Last updated
on 11-05-2009
at 12:00 PM

Blog

This year we’ve got a Concurrent Programming option, which I’m taking, which takes our quite abstract Concurrency course and makes it practical. It’s basically design patterns etc for actually writing concurrent programs. It pains them to doing a course that isn’t just abstract, but we do have to see code occasionally. A rant for another post perhaps. Meanwhile the code is written in Scala with CSO, and it doesn’t work unless you set it up just right…

Scala is an object-orientated language, with functional programming elements, which compiles to Java bytecode. I know, what? It’s like they just merged every paradigm together to make a super-language (and then added some questionable syntax). This also means it can use all the standard java libraries too, which is wonderful. It’s remarkably like haskell with ArrayLists. A bizarre experience.
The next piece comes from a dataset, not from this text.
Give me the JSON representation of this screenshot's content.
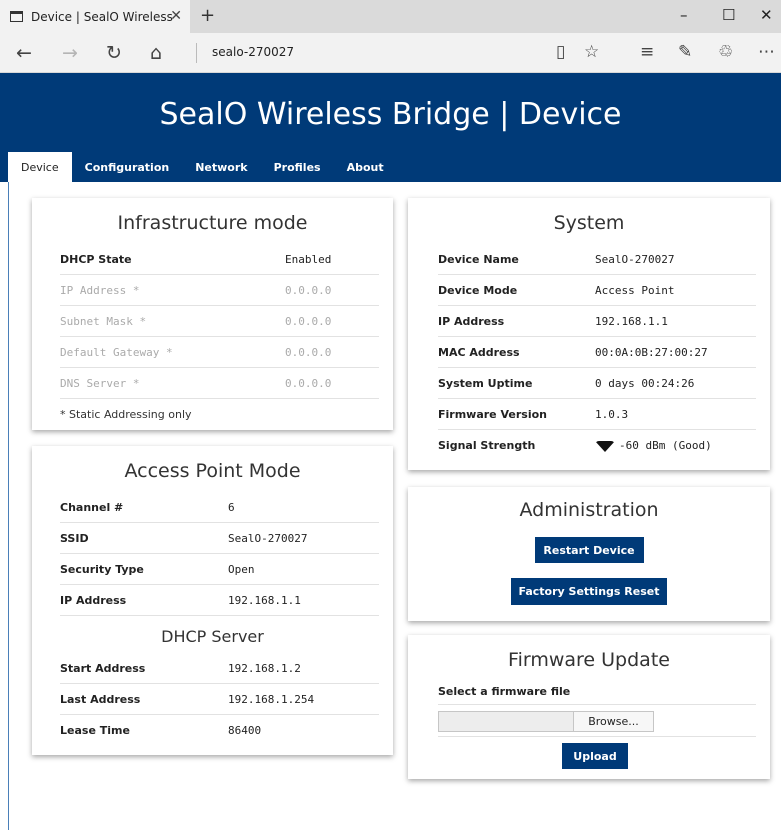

The concurrent part comes from CSO, a Scala library that provides code versions of CSP operators (i.e. our concurrency course). Works all wonderful and great, in labs, but back at home it’s a right struggle getting it to run, which means I can’t really revise, and doing practicals is nearly impossible. Luckily, we’ve got SSH access to the comlab system, and gedit et al run happily with GVFS, but it’s not a great solution.

To get CSO working with Scala in Ubuntu, install this version of Scala, and then use this version of CSO.

I’ve set it up by extracting the JAR and adding the target directory to my $CLASSPATH:

export CLASSPATH=$HOME/path_to_library/:$CLASSPATH

(I assume there is a way of including jar’s directly, but this works, no problem)

If you use other versions of Scala, it doesn’t like that version of CSO, and apparently the current version has a bug in it that causes issues. CSO was created by an Oxford University lecturer (Bernard Sufrin), who doesn’t even teach the course on it anymore, so I’m not hugely confident that it’ll get fixed in any great hurry (ever). In the meantime, this way everything seems to work! I can revise, without SSH! All is well in the world.

  1. John at 08:50PM on 04/02/2014

    Thanks, this saved me a lot of time!